‘Cause this belly’s just too delicious for ya babe.
This is one cut of meat that really can’t do any wrong. Firstly, it’s incredibly economical. Why? Because it’s kind of fatty. But that’s okay since it’s the fat that keeps the meat so meltingly tender when cooked low and slow, and that is what we want! Besides you’re not under any obligation to eat the fat if you don’t want to. No contract to sign here. Let it do it’s thing in the oven, then send it packing and what you will be left with is a mountain of tender, juicy meat. Another perk of belly pork is that it also comes fully equipped with an earth shatteringly crunchy layer of crackling if cooked correctly, but that’s pretty easy to accomplish and I’ll show you how.
Slow Roasted Pork Belly with Fennel & Coriander Seed Crackling
(Serves 4-6, depending on the size of your piece of pork)
3 teaspoons (1 Tablespoon) coriander seeds
2 teaspoons fennel seeds
1 nice thick piece of pork belly, skin scored
Sea salt & freshly ground black pepper
Preheat your oven to 220°C/Gas Mark 7.
Put the coriander and fennel seeds into a mortar and grind together with the pestle until crushed. It doesn’t have to be ground to a very fine powder though, just pound it enough to release the nice aromas from the spices.
If you haven’t already had the meat scored by your butcher you can do it easily yourself so long as you have a very sharp knife. Stanley knives work well here, but just be careful not to cut through the meat itself. The aim is to make long cuts only through the skin as this helps with the crackling, makes it easier to break into pieces at the end and means the spices can cling more readily to the surface which simply adds to the flavour! Rub the skin with salt, pepper and a little more than half of the cracked seeds, getting the seasoning right into all the cracks.
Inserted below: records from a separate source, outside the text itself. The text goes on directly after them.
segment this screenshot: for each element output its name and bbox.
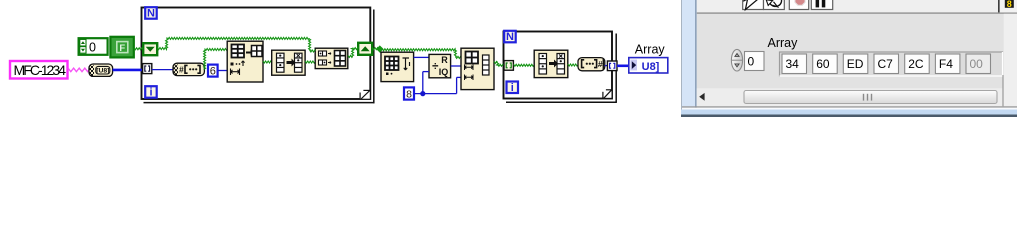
svg-text:34: 34 — [786, 57, 800, 71]
svg-text:2C: 2C — [908, 57, 924, 71]
svg-text:[U8]: [U8] — [96, 68, 109, 75]
svg-text:N: N — [147, 8, 155, 20]
svg-text:MFC-1234: MFC-1234 — [14, 62, 67, 78]
svg-text:0: 0 — [89, 40, 96, 54]
svg-text:ED: ED — [847, 57, 864, 71]
svg-text:F: F — [119, 43, 125, 54]
svg-text:8: 8 — [1007, 0, 1012, 9]
svg-text:60: 60 — [816, 57, 830, 71]
svg-text:N: N — [506, 31, 514, 43]
svg-text:U8]: U8] — [642, 61, 660, 73]
svg-text:F4: F4 — [939, 57, 953, 71]
svg-text:8: 8 — [406, 88, 412, 100]
svg-text:#: # — [598, 59, 603, 69]
svg-text:i: i — [511, 82, 514, 94]
svg-text:0: 0 — [748, 54, 755, 68]
svg-text:IQ: IQ — [439, 67, 449, 77]
svg-text:Array: Array — [635, 42, 666, 56]
svg-text:R: R — [441, 55, 448, 65]
svg-text:6: 6 — [210, 66, 216, 78]
svg-text:#: # — [179, 65, 184, 75]
svg-text:C7: C7 — [878, 57, 894, 71]
svg-text:00: 00 — [970, 57, 984, 71]
svg-text:i: i — [149, 87, 152, 99]
svg-text:Array: Array — [768, 36, 799, 50]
Scatter the remaining seeds into a roasting tin and put the meat on top. Put into the preheated oven and roast for 30 minutes, then turn the temperature down to 180C/Gas Mark 4 and cook for about 1 1/2 hours, until the juices run clear when the meat is pierced with a skewer and the skin has crackled to a beautiful golden brown. The reason for initially cooking it at such a high temperature is to give the crackling a good kick start, but if you don’t think it has crisped up enough at the end of the total cooking time, then just bang up the heat again and put the pork back in, checking it every few minutes until it has crisped up properly.
Leave to rest, uncovered, for about 20 minutes or so.
Remove the crackling from the pork before carving, then cut the joint into thick slices and break the crackling up into portions.
I served the belly pork with some plain brown jasmine rice and a nice fresh shredded salad of beetroot, red cabbage, red onion, toasted cashew nuts and coriander and dressed it with a mixture of rice vinegar, a little soya sauce, mirin, finely chopped red chilli, sesame oil, sugar and a small pinch of salt. This shredded salad (or ‘slaw’, if you will) provided a lovely crunchy, zingy contrast to the rich pork which was most welcomed.
Belly pork is also wonderfully versatile, so can be served in lots of different ways. With rice, as I have done here, but even more classically, with mashed potatoes, apple sauce and steamed greens or cabbage.
The deciding factor though, is that even Destiny’s Child agree with me about how good this is. Let me refresh your memory.. “Spotted me a tender thang“, “Lookin’ hot, Smellin’ good“?! They’re talking about PORK! And all that talk about ‘jelly‘? Well, that’s just fat. Obvs.
Either way, it is just too good to not give it a whirl. Go on, do it for Beyoncé.
They were right you know, I don’t think I can handle how tasty this is. My mouth is watering just thinking about it!